Me dedico al periodismo, la comunicación y a escribir libros como “Exceso de equipaje” (Debate, 2018), ensayo sobre el turismo que se desborda; “Biciosos” (Debate, 2014), sobre bicis y ciudades; y “La opción B” (Temás de Hoy 2012), novela... Aquí hablo sobre asuntos urbanos.
Poner la ciudad por encima de la marca
“No queremos ser una ciudad de categoría internacional, queremos una ciudad segura en la que podamos movernos fácilmente y a bajo precio, no queremos espectáculos de ópera que no podamos pagar…”. La frase es un extracto de una carta al director de uno de los principales diarios de Toronto citada por el investigador David Hulchanski en un estudio sobre la segregación de esa ciudad y recogida en un artículo de Richard Florida en Citylab. Florida analiza, con éste y otros papers de la Universidad de Toronto, de dónde llegaron los votos para la elección del alcalde Rob Ford, al que considera representante en lo urbano de esa especie política que arrastra a la clase trabajadora blanca que se siente olvidada.
Ford, ya fallecido pero con un hermano tal cual que es gobernador de Ontario, fue alcalde de Toronto de 2010 a 2014 y sin duda un pionero de esa forma de comunicar basada en el exabrupto y el escándalo que tanto se lleva ahora. Como alcalde, deshizo políticas de fomento del transporte público y la bicicleta, privatizó lo que le dio tiempo y aplicó todas las normas del manual neoliberal. Sus formas agresivas, incluso sus problemas con el alcohol y las drogas, no minaron su popularidad sino todo lo contrario: le colocaron como estandarte frente a la corrección política que se le atribuye ahora a la izquierda.
La tesis de Florida es que incluso en una ciudad como Toronto, una de las más progresistas de Norteamérica, diversa, abierta y moderna, hubo sitio para el conflicto que se supone entre las ciudades y ciudadanos de éxito y el resto. El carácter de Ford encajaba con la gente asediada por el aumento del precio de la vivienda, los cabreados por la “guerra contra los coches” y los defensores de los valores familiares tradicionales, tanto en los barrios del centro, presuntamente más poblados de mentes opuestas a sus postulados, como en las periferias.

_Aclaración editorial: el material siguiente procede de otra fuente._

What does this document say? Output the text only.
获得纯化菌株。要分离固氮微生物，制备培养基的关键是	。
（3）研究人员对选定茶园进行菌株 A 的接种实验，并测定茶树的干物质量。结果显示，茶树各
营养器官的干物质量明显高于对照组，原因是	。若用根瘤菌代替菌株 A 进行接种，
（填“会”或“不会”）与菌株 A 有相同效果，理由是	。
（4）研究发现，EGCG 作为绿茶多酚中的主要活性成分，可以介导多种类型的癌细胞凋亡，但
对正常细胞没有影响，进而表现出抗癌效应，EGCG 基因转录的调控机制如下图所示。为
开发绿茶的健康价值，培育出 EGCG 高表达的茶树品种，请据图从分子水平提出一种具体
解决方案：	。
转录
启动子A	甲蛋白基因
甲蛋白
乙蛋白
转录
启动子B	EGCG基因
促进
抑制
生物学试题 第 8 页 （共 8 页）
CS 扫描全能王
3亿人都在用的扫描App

A pesar de que eso ocurrió lejos en el tiempo y en el espacio, todo suena excesivamente cercano. Los análisis de resultados electorales posteriores a ese movimiento llamado Ford Nation —de Trump a Salvini, del Brexit a las andaluzas de aquí—, tienden a confrontar dos mundos, lo rural contra lo urbano, las ciudades apagadas frente a las que lucen, pero muchas veces se olvidan de que dentro de esas urbes ganadoras crece estrepitosamente la desigualdad, más o menos al ritmo de ese triunfo. Por supuesto, eso mismo ocurre en las de aquí.
Como ya se ha tratado varias veces en este blog, en España Madrid y Barcelona se lo están llevando casi todo a costa de casi todas las demás, pero también a costa de buena parte de sus propios vecinos. Hay muchísima gente que se siente olvidada por sus gobernantes, también por los municipales, y no siempre los gobiernos del cambio han sabido responder a esa necesidad de atención.
El afán por demostrar que la izquierda también atrae inversiones, las ganas de dejar grandes proyectos en la memoria, la competición constante por crear una marca brillante y la desatención a la periferia han sido denominadores comunes. Como decía esa carta al director de un torontés, ¿queremos ser una ciudad de primera o buscamos una ciudad posible y amable para todos?
Ver el anzuelo y no los peces
En estos días se han difundido un par de encuestas. La de este diario da al trío de derechas la mayoría casi absoluta y a Vox tantos escaños como a Podemos. La de Telemadrid da a Vox el cuarto puesto en las municipales de la capital por encima del PSOE (antes del anuncio de Pepu Hernández como candidato). Por lo visto en muchas reacciones, parece que la previsión ha sorprendido, como si eso no pudiese pasar aquí. Esa mirada asombrada ya es un retrato de las causas del problema, un reflejo del despiste respecto a una realidad en la que se encuentran y suman dos lógicas: la del sentimiento de abandono de muchos ciudadanos y la de la comunicación bruta y directa que conecta con ellos. Los exabruptos de Vox y PP (y también de Ciudadanos) están diseñados para captar la atención del desatendido y la risa que se oye al otro lado, la forma de señalar la presunta vulgaridad, no hace sino reafirmar sentimientos. Por decirlo de otras dos maneras: es un error fijarse sólo en el anzuelo y no entender las razones de los peces, la superioridad moral nunca ha sido una forma eficaz de establecer un diálogo.
Antes que ser una ciudad de postín internacional, es normal desear una ciudad limpia, segura, en la que funcionen los servicios y la vivienda digna no sea una anhelo imposible. Quien siente el dolor de habitar en un entorno cada vez más difícil, es fácil que tenga mucho que reprochar a quien manda, aunque no sea suya toda la responsabilidad. También es normal que le moleste la actitud postmoderna que se olvida de las cosas de andar por casa y que escuche por eso los cantos de sirena del rechazo a… lo que sea.
Decir España en cada frase y ponerse la bandera en la solapa no va a solucionar el problema, ni es la verdadera cuestión ni es creíble a estas alturas. El problema de desatención se soluciona atendiendo, entendiendo que la hay que empezar a hacer ciudad hacia adentro, ocupándose de los asuntos de los habitantes, sobre todo de los que salen perdiendo en esta tontísima carrera hacia un éxito que sólo es para las cifras macro y para unos pocos.
La mejor comunicación es siempre la acción y probablemente muchos votantes esperaban de la política que vino nueva hace cuatro años intervenciones más contundentes contra el poder de las grandes empresas, una reacción más rápida para frenar la emergencia habitacional y un cambio en los barrios que siempre pierden. Suena a misión muy difícil desactivar su decepción desde el gobierno, pero es probablemente la única misión posible. Para volver a ganar, hay que poner el interés de la ciudad por encima del de la marca. Prometerlo y, esta vez, hacerlo.